Tv: lo scandalo delle frequenze (‘La Repubblica’)

ROMA (MF-DJ) – “Prima era un problema di buongoverno, e poteva già  bastare. Adesso è anche un dovere, e non si può sfuggire, davanti ai sacrifici chiesti ai cittadini. E i cittadini cominciano ad essere informati. Sanno che si devono assegnare le frequenze digitali televisive. Capiscono perfettamente che quelle frequenze sono proprietà  dello Stato e dunque appartengono a tutti. Apprendono infine che le frequenze valgono sul mercato 16 miliardi, cioè più di metà  della manovra.
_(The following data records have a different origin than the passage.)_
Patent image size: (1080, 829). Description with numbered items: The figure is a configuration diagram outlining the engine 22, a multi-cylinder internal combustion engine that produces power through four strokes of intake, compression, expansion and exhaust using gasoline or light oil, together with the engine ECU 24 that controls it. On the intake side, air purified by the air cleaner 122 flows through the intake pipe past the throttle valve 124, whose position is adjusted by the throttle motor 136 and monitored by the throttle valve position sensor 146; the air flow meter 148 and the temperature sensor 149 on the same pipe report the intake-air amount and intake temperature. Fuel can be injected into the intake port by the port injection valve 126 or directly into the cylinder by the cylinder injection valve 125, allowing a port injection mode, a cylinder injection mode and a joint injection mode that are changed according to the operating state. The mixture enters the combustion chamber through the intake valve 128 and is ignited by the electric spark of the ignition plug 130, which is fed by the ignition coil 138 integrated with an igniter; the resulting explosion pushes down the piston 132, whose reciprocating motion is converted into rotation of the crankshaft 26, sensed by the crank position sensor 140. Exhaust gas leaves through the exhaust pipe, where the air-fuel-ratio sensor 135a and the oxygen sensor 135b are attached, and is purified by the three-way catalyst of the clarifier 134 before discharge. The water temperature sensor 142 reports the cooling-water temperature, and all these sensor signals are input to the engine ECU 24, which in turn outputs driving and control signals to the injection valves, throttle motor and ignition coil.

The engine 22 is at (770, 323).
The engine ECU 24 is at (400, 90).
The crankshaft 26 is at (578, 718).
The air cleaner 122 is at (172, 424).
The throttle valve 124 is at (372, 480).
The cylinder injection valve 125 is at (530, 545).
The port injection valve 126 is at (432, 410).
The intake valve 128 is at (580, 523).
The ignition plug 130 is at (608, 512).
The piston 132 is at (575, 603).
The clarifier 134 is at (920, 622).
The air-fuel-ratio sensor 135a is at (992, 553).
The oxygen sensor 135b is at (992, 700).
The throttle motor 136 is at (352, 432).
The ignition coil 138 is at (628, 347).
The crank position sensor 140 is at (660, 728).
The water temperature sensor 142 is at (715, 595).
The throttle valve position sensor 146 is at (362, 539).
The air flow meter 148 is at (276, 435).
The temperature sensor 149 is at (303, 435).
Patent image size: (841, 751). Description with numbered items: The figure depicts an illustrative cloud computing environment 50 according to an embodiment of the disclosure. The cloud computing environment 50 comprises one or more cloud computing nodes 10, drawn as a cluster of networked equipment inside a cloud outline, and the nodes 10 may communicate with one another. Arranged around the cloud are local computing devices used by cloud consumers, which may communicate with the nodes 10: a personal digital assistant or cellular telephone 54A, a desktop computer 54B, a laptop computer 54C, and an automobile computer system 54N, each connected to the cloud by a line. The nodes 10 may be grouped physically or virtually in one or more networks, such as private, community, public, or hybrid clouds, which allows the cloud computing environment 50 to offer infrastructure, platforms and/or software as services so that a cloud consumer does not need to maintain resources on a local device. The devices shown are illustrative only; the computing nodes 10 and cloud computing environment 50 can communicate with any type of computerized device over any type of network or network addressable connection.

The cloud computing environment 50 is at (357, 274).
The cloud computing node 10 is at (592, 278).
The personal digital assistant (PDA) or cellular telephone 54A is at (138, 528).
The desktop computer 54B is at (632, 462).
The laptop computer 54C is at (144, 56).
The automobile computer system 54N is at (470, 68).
E dunque, com’è possibile che questo bene pubblico così importante venga regalato agli operatori tv attraverso il ‘beauty contest’ deciso dal governo Berlusconi, cioè quel “concorso di bellezza” che cede gratuitamente le frequenze a Rai e Mediaset?”. Inizia così l’editoriale di prima pagina di Repubblica dal titolo “Lo scandalo delle frequenze” che solleva il caso del beauty contest e chiede al governo di rivedere la gara. “Il governo ha un’unica strada davanti a sè, coerente con la cultura del mercato e della concorrenza di Mario Monti: blocchi subito quella falsa gara gratuita e indichi un’asta regolare, che non regali ma valorizzi le frequenze a vantaggio dei conti pubblici. E dichiari che le risorse serviranno a restituire alle pensioni fino ai duemila euro quella difesa dall’inflazione che la manovra ha tolto, sopra i 936 euro”, si legge. “In questo modo, il concetto di rigore acquista un senso, e persino quello di equità  e di solidarietà . E si cancella ogni fantasia di “patti” politici all’ombra della tv che sarebbero inaccettabili perché scellerati. Com’è evidente, nessuno cerca vendette. Soltanto l’interesse generale. E non si dica che non si è ancora studiato il dossier-frequenze. Non serve uno studio particolare: basta il buonsenso, e il senso del dovere”, conclude l’editoriale.